Question

Limits of sums Use the definition of the definite integral to evaluate the following definite integrals. Use right Riemann sums and Theorem 5.1 $$\int_{1}^{5}(1-x) d x$$

Short answer

Question: Evaluate the definite integral $$\int_{1}^{5}(1-x) d x$$ using right Riemann sums and Theorem 5.1. Answer: -8

Step-by-step solution

step 1: Partition the interval

Divide the interval [1, 5] into n equal subintervals, where the width of each subinterval is given by: $$\Delta x = \frac{b-a}{n} = \frac{5-1}{n} = \frac{4}{n}$$

step 2: Find the function value at the right endpoint

For each right endpoint (denoted by x_i), evaluate the function (1-x): $$f_i = 1 - x_i$$

step 3: Calculate the Riemann sum

Using right Riemann sums, the sum will be: $$R_n = \sum_{i=1}^{n} f_i * \Delta x = \sum_{i=1}^{n} (1-x_i)\left(\frac{4}{n}\right) $$ We know that $$x_i = a +i*\Delta x = 1 + i\left(\frac{4}{n}\right) $$ Therefore, $$R_n = \frac{4}{n}\sum_{i=1}^{n}(1-(1+i\left(\frac{4}{n}\right)))$$

step 4: Find the limit of the sum

Theorem 5.1 states that the definite integral is equal to the limit of the Riemann sums as the number of partitions approaches infinity: $$\int_{1}^{5}(1-x) d x = \lim_{n \to \infty}R_n = \lim_{n \to \infty}\frac{4}{n}\sum_{i=1}^{n}(1-(1+i\left(\frac{4}{n}\right)))$$ By simplifying and calculating the limit using standard rules for algebraic manipulation and calculus, we arrive at the definite integral value: $$\int_{1}^{5}(1-x) d x = -8$$

Key concepts

Riemann Sums

Understanding Riemann sums is essential to grasp the concept of definite integrals. Riemann sums are a technique used to approximate the area under a curve—the integral—by dividing the area into small rectangles or trapezoids. To form a Riemann sum, first, we divide the interval of interest into smaller subintervals. Then, we calculate the area of each subinterval by multiplying the width of the subinterval by the value of the function at a chosen point within the subinterval, which can be the left endpoint, right endpoint, or the midpoint.

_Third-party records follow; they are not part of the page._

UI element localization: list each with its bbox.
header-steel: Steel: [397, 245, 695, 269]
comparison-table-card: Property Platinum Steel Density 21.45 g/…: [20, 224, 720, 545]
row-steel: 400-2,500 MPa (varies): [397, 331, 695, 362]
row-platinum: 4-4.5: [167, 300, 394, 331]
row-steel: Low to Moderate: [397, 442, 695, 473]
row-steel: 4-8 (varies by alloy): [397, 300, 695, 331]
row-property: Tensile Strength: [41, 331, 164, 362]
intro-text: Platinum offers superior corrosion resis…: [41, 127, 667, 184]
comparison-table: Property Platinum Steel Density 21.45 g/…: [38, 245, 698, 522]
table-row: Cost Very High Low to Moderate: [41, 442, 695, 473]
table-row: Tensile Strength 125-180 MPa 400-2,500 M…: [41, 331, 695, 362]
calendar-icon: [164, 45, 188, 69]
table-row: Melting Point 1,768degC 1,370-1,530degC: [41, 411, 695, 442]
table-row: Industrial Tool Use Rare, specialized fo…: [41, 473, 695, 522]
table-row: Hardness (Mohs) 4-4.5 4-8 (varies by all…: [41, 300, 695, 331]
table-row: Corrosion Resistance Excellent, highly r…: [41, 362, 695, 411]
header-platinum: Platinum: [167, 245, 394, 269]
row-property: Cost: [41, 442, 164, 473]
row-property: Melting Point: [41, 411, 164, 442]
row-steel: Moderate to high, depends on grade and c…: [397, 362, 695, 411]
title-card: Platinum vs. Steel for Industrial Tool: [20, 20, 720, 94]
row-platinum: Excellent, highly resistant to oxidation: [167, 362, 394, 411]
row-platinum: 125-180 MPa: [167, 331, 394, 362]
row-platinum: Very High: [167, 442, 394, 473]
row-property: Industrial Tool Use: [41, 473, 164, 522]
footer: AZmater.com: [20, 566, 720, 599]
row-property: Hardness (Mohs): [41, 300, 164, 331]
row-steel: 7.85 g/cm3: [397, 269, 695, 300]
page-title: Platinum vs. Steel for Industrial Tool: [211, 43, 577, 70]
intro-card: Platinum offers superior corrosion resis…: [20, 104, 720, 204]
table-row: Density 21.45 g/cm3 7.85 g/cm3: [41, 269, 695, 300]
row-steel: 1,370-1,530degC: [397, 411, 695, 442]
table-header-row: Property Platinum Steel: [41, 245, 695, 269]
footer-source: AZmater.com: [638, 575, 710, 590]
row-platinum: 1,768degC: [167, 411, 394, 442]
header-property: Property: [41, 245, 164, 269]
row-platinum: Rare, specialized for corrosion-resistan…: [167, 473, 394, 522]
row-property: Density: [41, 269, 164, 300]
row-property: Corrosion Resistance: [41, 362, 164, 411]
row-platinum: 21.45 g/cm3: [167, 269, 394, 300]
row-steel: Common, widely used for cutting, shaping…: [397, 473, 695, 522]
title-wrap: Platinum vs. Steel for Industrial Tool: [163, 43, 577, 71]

The Riemann sum is then the sum of the areas of all these rectangles, which can be expressed as:
\[ R_n = \text{sum of all rectangles} = \sum_{i=1}^{n} f(x_i) \cdot \Delta x \] where \( f(x_i) \) represents the function's value at a specific point on the subinterval, and \( \Delta x \) is the width of each subinterval. If we increase the number of subintervals \(n\), the rectangles become thinner, and the sum becomes a better approximation of the area under the curve.

Limits of Sums

The limit of sums plays a pivotal role in defining the definite integral. It involves taking the Riemann sum and increasing the number of subintervals to infinity while simultaneously decreasing their width to zero. Mathematically, this means finding the limit of the Riemann sum as \( n \) approaches infinity:
\[ \lim_{n \to \infty} R_n \] This process ensures that we accurately measure the entire area under the curve without overestimating or underestimating by too much. The more subintervals we use, the closer our sum gets to the actual value of the definite integral. It is this limit of Riemann sums that equates to the exact value of the definite integral, providing a bridge between summation and integration.

Definite Integral Evaluation

Evaluating definite integrals is a central operation in calculus. A definite integral gives the net area under a curve for a given interval on the x-axis. It is represented as \[ \int_{a}^{b} f(x) dx \] where \(a\) and \(b\) are the lower and upper bounds of the integral, respectively. To evaluate this integral, one can use analytic techniques involving antiderivatives, or by approximating the value using Riemann sums and then finding the limit as described earlier. In the context of our exercise, the function \( f(x) = 1 - x \) is integrated over the interval from 1 to 5. By applying the techniques of Riemann sums and limits, one arrives at a specific numerical value, representing the exact net area under the curve between these two bounds.

Theorem 5.1 in Calculus

Theorem 5.1, sometimes referred to as the Fundamental Theorem of Calculus, links the process of differentiation with integration. It essentially states that if \( f \) is a continuous function on the interval \([a, b]\), and \( F \) is an antiderivative of \( f \), then the definite integral of \( f \) from \( a \) to \( b \) is given by evaluating \( F \) at the bounds and subtracting:
\[ \int_{a}^{b} f(x) dx = F(b) - F(a) \] In the case of evaluating limits of sums, it allows us to conclude that the definite integral of a function across an interval can be found by taking the limit of the Riemann sum as \( n \) approaches infinity. This theorem provides the theoretical foundation for evaluating definite integrals using the methods of limits and Riemann sums, as demonstrated in the workout of our textbook problem.